Modifications to Flamingo London NX7: Ezy Wheels

Those Ezy wheels were not really suitable for the Flamingo, as they were too small. Although they were smooth rolling, the tiny size made it vulnerable to getting stuck in crevices and gaps in the ground. Thus, I kept on searching for suitable roller wheels.

I finally found some suitable roller skate wheels in a roller skate shop at Novena! Thanks to 明天 who alerted me to the wheels. A set of 4 wheels was obtained, and they are of similar size to the original roller wheels on the Flamingo.

Originally meant for roller skates!

Good quality wheels, at an affordable $10 per set

However, as with most modifications, it is not as easy as just swapping the wheels. The original roller wheels uses M6 bolts as the axle for the wheels, and this bolt size has to be maintained as there are corresponding M6 screw threads on the bike rear rack. These roller skate wheels have a larger hole in the center, which is about M8 in size. If I had used just M6 bolts to install them, there would be a lot of play between the wheels and the axle, which will quickly destroy the wheels.

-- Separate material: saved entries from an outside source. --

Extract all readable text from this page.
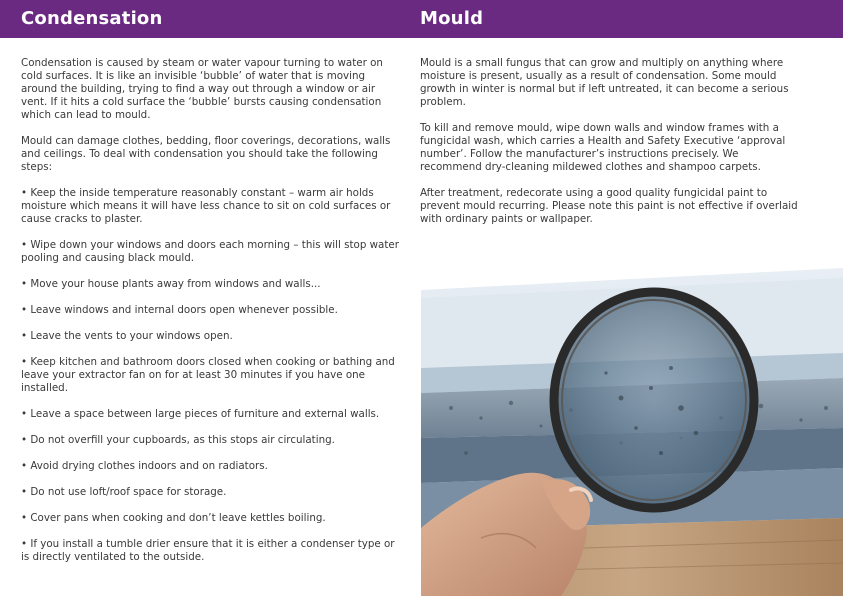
Condensation	Mould

Condensation is caused by steam or water vapour turning to water on cold surfaces. It is like an invisible ‘bubble’ of water that is moving around the building, trying to find a way out through a window or air vent. If it hits a cold surface the ‘bubble’ bursts causing condensation which can lead to mould.

Mould can damage clothes, bedding, floor coverings, decorations, walls and ceilings. To deal with condensation you should take the following steps:

• Keep the inside temperature reasonably constant – warm air holds moisture which means it will have less chance to sit on cold surfaces or cause cracks to plaster.

• Wipe down your windows and doors each morning – this will stop water pooling and causing black mould.

• Move your house plants away from windows and walls...

• Leave windows and internal doors open whenever possible.

• Leave the vents to your windows open.

• Keep kitchen and bathroom doors closed when cooking or bathing and leave your extractor fan on for at least 30 minutes if you have one installed.

• Leave a space between large pieces of furniture and external walls.

• Do not overfill your cupboards, as this stops air circulating.

• Avoid drying clothes indoors and on radiators.

• Do not use loft/roof space for storage.

• Cover pans when cooking and don’t leave kettles boiling.

• If you install a tumble drier ensure that it is either a condenser type or is directly ventilated to the outside.

Mould is a small fungus that can grow and multiply on anything where moisture is present, usually as a result of condensation. Some mould growth in winter is normal but if left untreated, it can become a serious problem.

To kill and remove mould, wipe down walls and window frames with a fungicidal wash, which carries a Health and Safety Executive ‘approval number’. Follow the manufacturer’s instructions precisely. We recommend dry-cleaning mildewed clothes and shampoo carpets.

After treatment, redecorate using a good quality fungicidal paint to prevent mould recurring. Please note this paint is not effective if overlaid with ordinary paints or wallpaper.
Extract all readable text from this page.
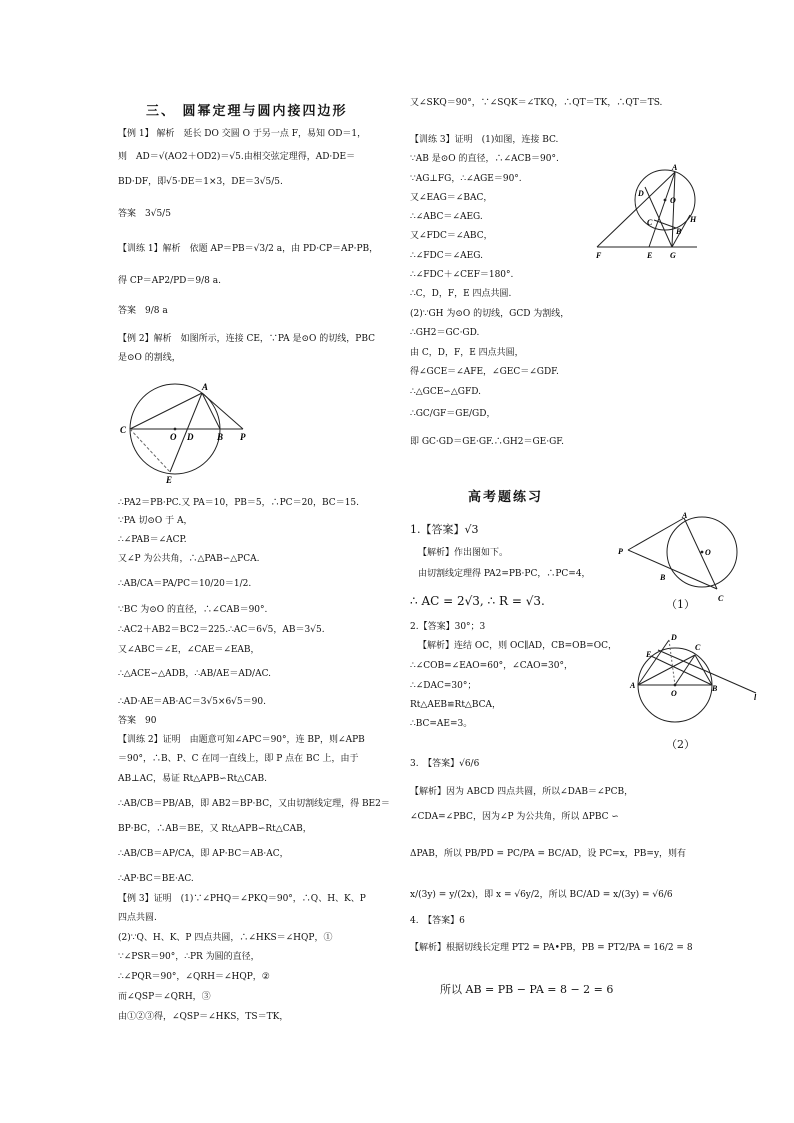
三、 圆幂定理与圆内接四边形
【例 1】 解析　延长 DO 交圆 O 于另一点 F，易知 OD＝1，
则　AD＝√(AO2＋OD2)＝√5.由相交弦定理得，AD·DE＝
BD·DF，即√5·DE＝1×3，DE＝3√5/5.
答案　3√5/5
【训练 1】解析　依题 AP＝PB＝√3/2 a，由 PD·CP＝AP·PB，
得 CP＝AP2/PD＝9/8 a.
答案　9/8 a
【例 2】解析　如图所示，连接 CE，∵PA 是⊙O 的切线，PBC
是⊙O 的割线，
A
C
O D	B P
E
∴PA2＝PB·PC.又 PA＝10，PB＝5，∴PC＝20，BC＝15.
∵PA 切⊙O 于 A，
∴∠PAB＝∠ACP.
又∠P 为公共角，∴△PAB∽△PCA.
∴AB/CA＝PA/PC＝10/20＝1/2.
∵BC 为⊙O 的直径，∴∠CAB＝90°.
∴AC2＋AB2＝BC2＝225.∴AC＝6√5，AB＝3√5.
又∠ABC＝∠E，∠CAE＝∠EAB，
∴△ACE∽△ADB，∴AB/AE＝AD/AC.
∴AD·AE＝AB·AC＝3√5×6√5＝90.
答案　90
【训练 2】证明　由题意可知∠APC＝90°，连 BP，则∠APB
＝90°，∴B、P、C 在同一直线上，即 P 点在 BC 上，由于
AB⊥AC，易证 Rt△APB∽Rt△CAB.
∴AB/CB＝PB/AB，即 AB2＝BP·BC，又由切割线定理，得 BE2＝
BP·BC，∴AB＝BE，又 Rt△APB∽Rt△CAB，
∴AB/CB＝AP/CA，即 AP·BC＝AB·AC，
∴AP·BC＝BE·AC.
【例 3】证明　(1)∵∠PHQ＝∠PKQ＝90°，∴Q、H、K、P
四点共圆.
(2)∵Q、H、K、P 四点共圆，∴∠HKS＝∠HQP，①
∵∠PSR＝90°，∴PR 为圆的直径，
∴∠PQR＝90°，∠QRH＝∠HQP，②
而∠QSP＝∠QRH，③
由①②③得，∠QSP＝∠HKS，TS＝TK，
又∠SKQ＝90°，∵∠SQK＝∠TKQ，∴QT＝TK，∴QT＝TS.
【训练 3】证明　(1)如图，连接 BC.
∵AB 是⊙O 的直径，∴∠ACB＝90°.
∵AG⊥FG，∴∠AGE＝90°.
又∠EAG＝∠BAC，
∴∠ABC＝∠AEG.
又∠FDC＝∠ABC，
∴∠FDC＝∠AEG.
∴∠FDC＋∠CEF＝180°.
∴C，D，F，E 四点共圆.
(2)∵GH 为⊙O 的切线，GCD 为割线，
∴GH2＝GC·GD.
由 C，D，F，E 四点共圆，
得∠GCE＝∠AFE，∠GEC＝∠GDF.
∴△GCE∽△GFD.
∴GC/GF＝GE/GD，
即 GC·GD＝GE·GF.∴GH2＝GE·GF.
高考题练习
1.【答案】√3
【解析】作出图如下。
由切割线定理得 PA2=PB·PC，∴PC=4，
∴ AC = 2√3, ∴ R = √3.
2.【答案】30°；3
【解析】连结 OC，则 OC∥AD，CB=OB=OC，
∴∠COB=∠EAO=60°，∠CAO=30°，
∴∠DAC=30°；
Rt△AEB≌Rt△BCA，
∴BC=AE=3。
3.　【答案】√6/6
【解析】因为 ABCD 四点共圆，所以∠DAB＝∠PCB，
∠CDA=∠PBC，因为∠P 为公共角，所以 ΔPBC ∽
ΔPAB，所以 PB/PD = PC/PA = BC/AD，设 PC=x，PB=y，则有
x/(3y) = y/(2x)，即 x = √6y/2，所以 BC/AD = x/(3y) = √6/6
4.　【答案】6
【解析】根据切线长定理 PT2 = PA•PB，PB = PT2/PA = 16/2 = 8
所以 AB = PB − PA = 8 − 2 = 6
A
D
O
C	H
B
F	E G
A
P	O
B
C
（1）
D
E
C
A
O
B
l
（2）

Thus, I had to find suitable shims to enlarge the axle, at the portion where the wheel bearing rests on the axle. Only then could the wheels be installed properly.

 New roller wheels for the Flamingo

These wheels are quite good, as they are nice and round, unlike the original ones which had bumps and dents, that made it difficult to roll the bike. The bearings are also smoother. 

Finally, I have found the ideal roller wheels for the bike! These wheels roll well, are of a good size for rolling over uneven ground, and are round enough to roll smoothly and easily.